At oil prices of $35/bbl, 75% of proposed oil and gas projects do not cover their cost of capital, Kretzschmar said, and internal rates of return for projects fall into single-digit percentage points, providing a competitive investment window for renewable energy projects that have a larger public appeal.

Even at $35/bbl, producers probably will not shut down the spigot of oil and gas production, Kretzschmar said. "The evidence from previous downturns is that producers don't shut off," the analyst said.

What far-sighted energy companies can do is begin the shift away from fossil fuels toward cleaner renewables, Kretzschmar said. "The incentive is there to shift away from oil and gas [at $35/bbl] which is low-return, high-risk and high-carbon," Kretzschmar said. "Now there is opportunity in renewables; it's a mega-trend."
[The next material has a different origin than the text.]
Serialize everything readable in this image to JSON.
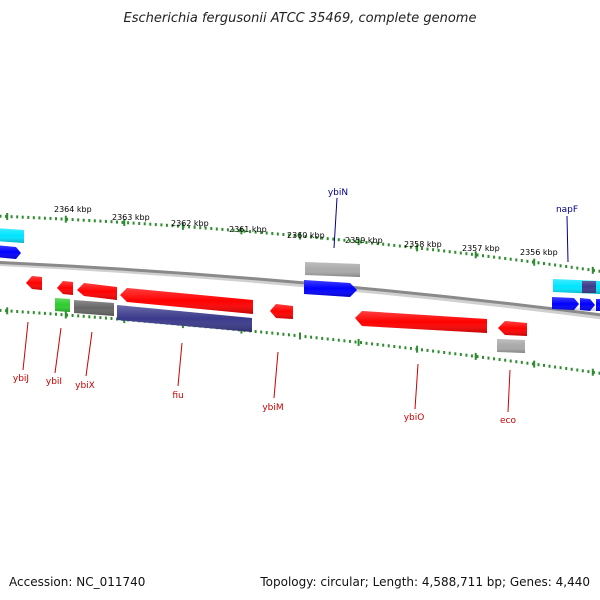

Anna Howell, a London-based attorney with Gibson Dunn & Crutcher LLP, does not think that a wave of bankruptcies is about to sweep through the shale patch. Howell thinks that producers are already huddling with their lenders and working out debt restructuring to keep everyone as whole as possible.

"Financing was already tight," Howell said. Producers are "talking to their lenders, renegotiating debt."

If the current crisis follows the path of the 2015-2016 oil price crash, Howell expects to see few bankruptcies but plenty of reconfigured debt along with "distressed M&A." Alternative financiers may come in to prop up struggling oil and gas companies, but the price crisis is an opportunity for oil and gas companies to add renewable projects to their holdings, Howell said.

"The new normal will be [environmental, social and governance] with S and G in the back seat," Howell said, particularly if the drop in emissions from the global shutdown for the coronavirus becomes noticeable, adding to pressure for fossil fuel companies to change.